Одним ангелом меньше - Татьяна Рябинина
Шрифт:
Интервал:
Закладка:
Отчим не одобрял педагогических методов жены. По его мнению, Женька росла настоящей пацанкой. Живая, как ртуть, она постоянно ходила с синяками и ободранными коленками, лазила по деревьям, играла в войну с мальчишками, презирая девчонок с их куклами и тряпками. Исключение делалось для одной только Маши Пелевиной, впрочем, такой же непоседы. Однако, будучи по натуре человеком очень мягким и деликатным, Сергей Игнатьевич считал неэтичным вмешиваться в воспитание чужого, по сути, ребенка. Он утешал себя тем, что, несмотря на мальчишеские повадки, Женя — девочка умненькая, а главное, добрая и ответственная. Вот появится у нее сестренка или братик, тогда она обязательно станет помягче, поженственней.
Древние греки считали, что завистливые боги не любят счастливых, и боялись ничем не омраченного счастья. Два года их жизнь казалась безоблачной. Жене ни разу не доводилось замечать, чтобы родители поссорились или даже просто повысили друг на друга голос. Отчим был на редкость заботливым и душевно щедрым человеком. Он, как мог, старался порадовать «своих девочек» и сам искренне наслаждался их радостью.

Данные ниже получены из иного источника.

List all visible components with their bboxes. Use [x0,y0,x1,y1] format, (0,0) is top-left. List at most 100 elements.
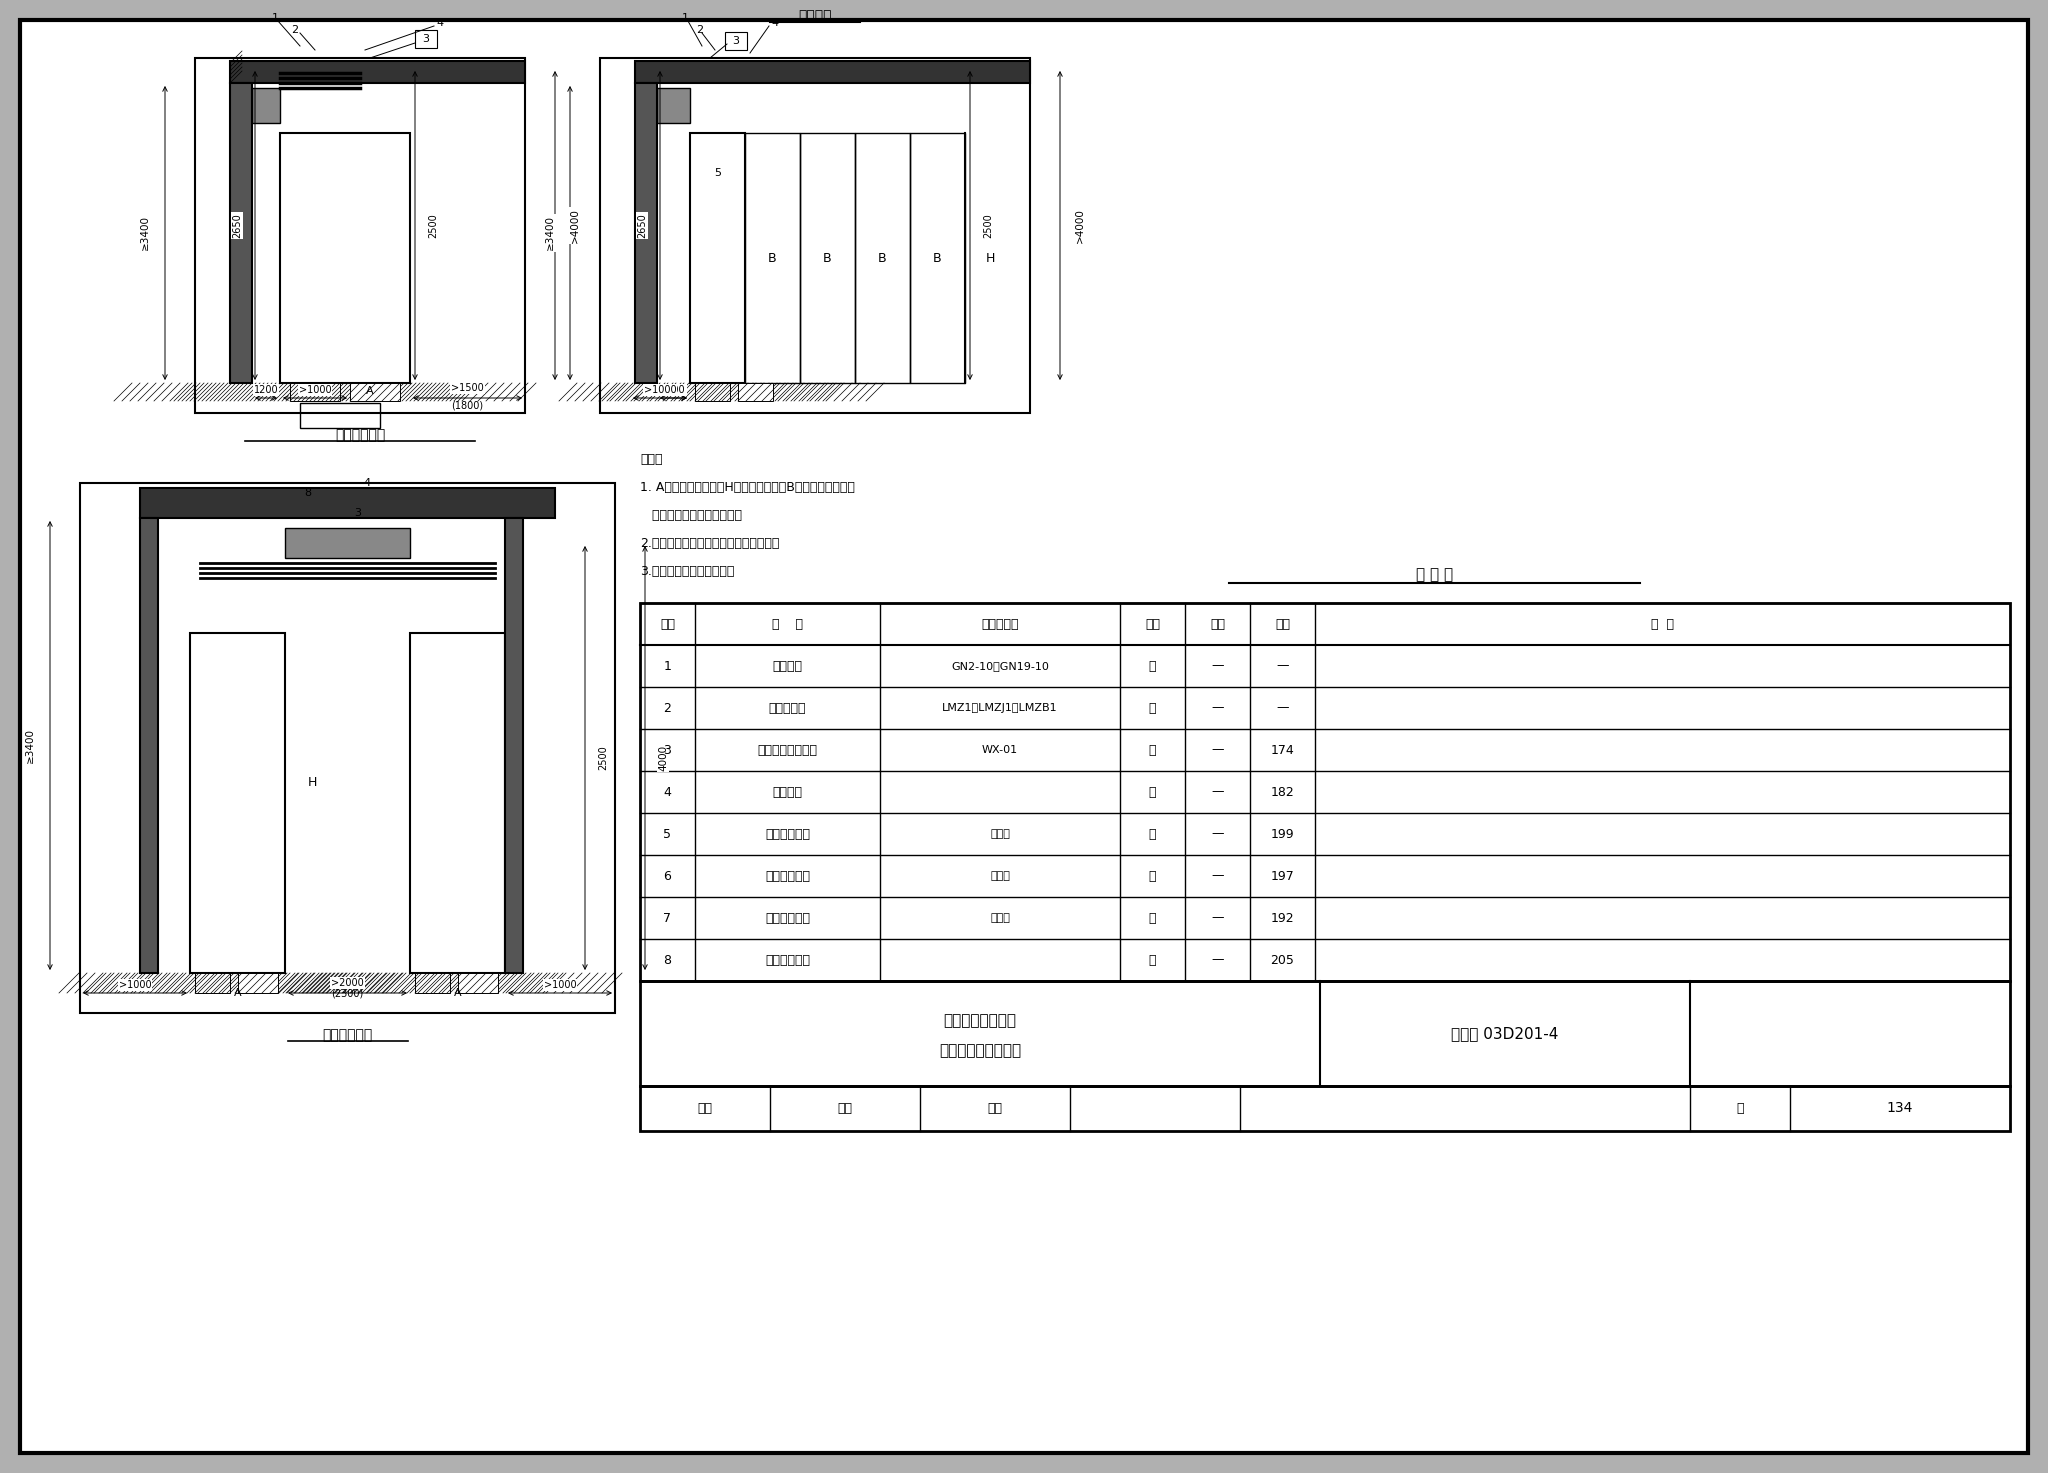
Text: GN2-10、GN19-10: GN2-10、GN19-10 [950,661,1049,672]
Text: 序号: 序号 [659,617,676,630]
Text: 134: 134 [1886,1102,1913,1115]
Bar [190,633,285,974]
Bar [229,60,524,82]
Text: 1200: 1200 [254,384,279,395]
Text: 备  注: 备 注 [1651,617,1673,630]
Text: 四线式: 四线式 [989,913,1010,924]
Text: 低压母线支架: 低压母线支架 [766,869,811,882]
Bar [657,88,690,124]
Text: WX-01: WX-01 [981,745,1018,756]
Text: >1000: >1000 [543,980,575,990]
Text: 1: 1 [664,660,672,673]
Text: >2000: >2000 [332,978,365,988]
Text: (2300): (2300) [332,988,365,999]
Bar [238,974,279,993]
Text: >4000: >4000 [1075,208,1085,243]
Text: —: — [1276,660,1288,673]
Text: ≥3400: ≥3400 [25,728,35,763]
Text: 2500: 2500 [598,745,608,770]
Bar [635,60,1030,82]
Text: B: B [934,252,942,265]
Text: A: A [233,988,242,999]
Text: 5: 5 [715,168,721,178]
Text: ≥3400: ≥3400 [139,215,150,250]
Text: 四线式: 四线式 [989,871,1010,881]
Text: 电车线路用绝缘子: 电车线路用绝缘子 [758,744,817,757]
Text: 6: 6 [664,869,672,882]
Text: （裸母线）（示例）: （裸母线）（示例） [938,1043,1022,1059]
Bar [694,383,729,401]
Bar [639,981,2009,1086]
Text: 明 细 表: 明 细 表 [1415,567,1454,582]
Text: 台: 台 [1149,660,1157,673]
Text: 3: 3 [354,508,360,518]
Text: —: — [1210,912,1225,925]
Text: 8: 8 [303,488,311,498]
Text: —: — [1276,701,1288,714]
Bar [506,518,522,974]
Text: 1200: 1200 [662,384,686,395]
Text: 3: 3 [733,35,739,46]
Text: 个: 个 [1149,744,1157,757]
Text: 母线夹具: 母线夹具 [772,785,803,798]
Bar [281,133,410,383]
Bar [195,974,229,993]
Text: 1: 1 [272,13,279,24]
Text: 2500: 2500 [983,214,993,237]
Text: —: — [1210,828,1225,841]
Text: 审核: 审核 [698,1102,713,1115]
Text: B: B [823,252,831,265]
Text: 197: 197 [1270,869,1294,882]
Text: 8: 8 [664,953,672,966]
Text: 侧面进线: 侧面进线 [799,9,831,24]
Text: —: — [1210,744,1225,757]
Text: 说明：: 说明： [639,454,662,465]
Text: 1. A为开关柜的厚度，H为开关柜高度，B为开关柜的宽度，: 1. A为开关柜的厚度，H为开关柜高度，B为开关柜的宽度， [639,482,854,493]
Bar [909,133,965,383]
Bar [690,133,745,383]
Text: 个: 个 [1149,869,1157,882]
Text: —: — [1210,660,1225,673]
Text: (1800): (1800) [451,401,483,409]
Bar [639,602,2009,981]
Text: 四线式: 四线式 [989,829,1010,840]
Text: A: A [455,988,461,999]
Text: 1: 1 [682,13,688,24]
Text: 单侧离墙安装: 单侧离墙安装 [336,429,385,442]
Bar [635,82,657,383]
Bar [801,133,854,383]
Text: 图集号 03D201-4: 图集号 03D201-4 [1452,1027,1559,1041]
Bar [139,518,158,974]
Text: B: B [879,252,887,265]
Text: 数量: 数量 [1210,617,1225,630]
Text: 个: 个 [1149,701,1157,714]
Bar [80,483,614,1013]
Text: 个: 个 [1149,828,1157,841]
Text: 低压母线支架: 低压母线支架 [766,912,811,925]
Text: 校对: 校对 [838,1102,852,1115]
Bar [285,527,410,558]
Text: 4: 4 [436,18,444,28]
Text: 型号及规格: 型号及规格 [981,617,1018,630]
Text: 付: 付 [1149,785,1157,798]
Text: 4000: 4000 [657,745,668,770]
Bar [600,57,1030,412]
Bar [416,974,451,993]
Text: —: — [1210,701,1225,714]
Bar [299,404,381,429]
Text: 199: 199 [1270,828,1294,841]
Text: 2: 2 [696,25,705,35]
Text: 名    称: 名 称 [772,617,803,630]
Text: 2: 2 [664,701,672,714]
Text: 4: 4 [365,479,371,488]
Bar [725,32,748,50]
Text: 3: 3 [664,744,672,757]
Text: LMZ1、LMZJ1、LMZB1: LMZ1、LMZJ1、LMZB1 [942,703,1059,713]
Bar [416,29,436,49]
Text: H: H [307,776,317,790]
Text: B: B [768,252,776,265]
Text: 电流互感器: 电流互感器 [768,701,807,714]
Text: 个: 个 [1149,953,1157,966]
Text: 2500: 2500 [428,214,438,237]
Text: A: A [367,386,375,396]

— Женя, мы с мамой хотим сказать тебе что-то очень важное. Зимой у тебя будет маленький братик. Или сестричка. Ты довольна?
— Ура! Здорово! Давайте назовем его Стасиком. А если девочка, то пусть будет Ксюша…
…Мама — такая огромная, не обхватить. Ходит осторожно — не дай бог споткнуться. А сапоги ей застегивает папа. Или она, Женя. Самой маме не нагнуться. А в животе возится маленький человечек — даже видно. Если приложить руку и чуть-чуть надавить, он толкнет в ответ — будто поздоровается.
— Ксюшка, не толкай нашу маму, ей же больно! Лучше рождайся поскорее, я без тебя соскучилась!
…Ночью вдруг все забегали, засуетились. Папа звонил куда-то по телефону. Мама зашла к ней уже в пальто — попрощаться.
— Стасик решил, что пора уже родиться. Так что будь умницей, слушайся папу и через несколько деньков жди нас вместе с братишкой.
— Или с сестренкой…
…Отчим в прихожей у телефона — лицо белое, как бумага, руки трясутся. Женя смотрит на него, держа под мышкой игрушечный танк, и ничего не понимает. Вот он подходит к ней, обнимает и горько-горько плачет…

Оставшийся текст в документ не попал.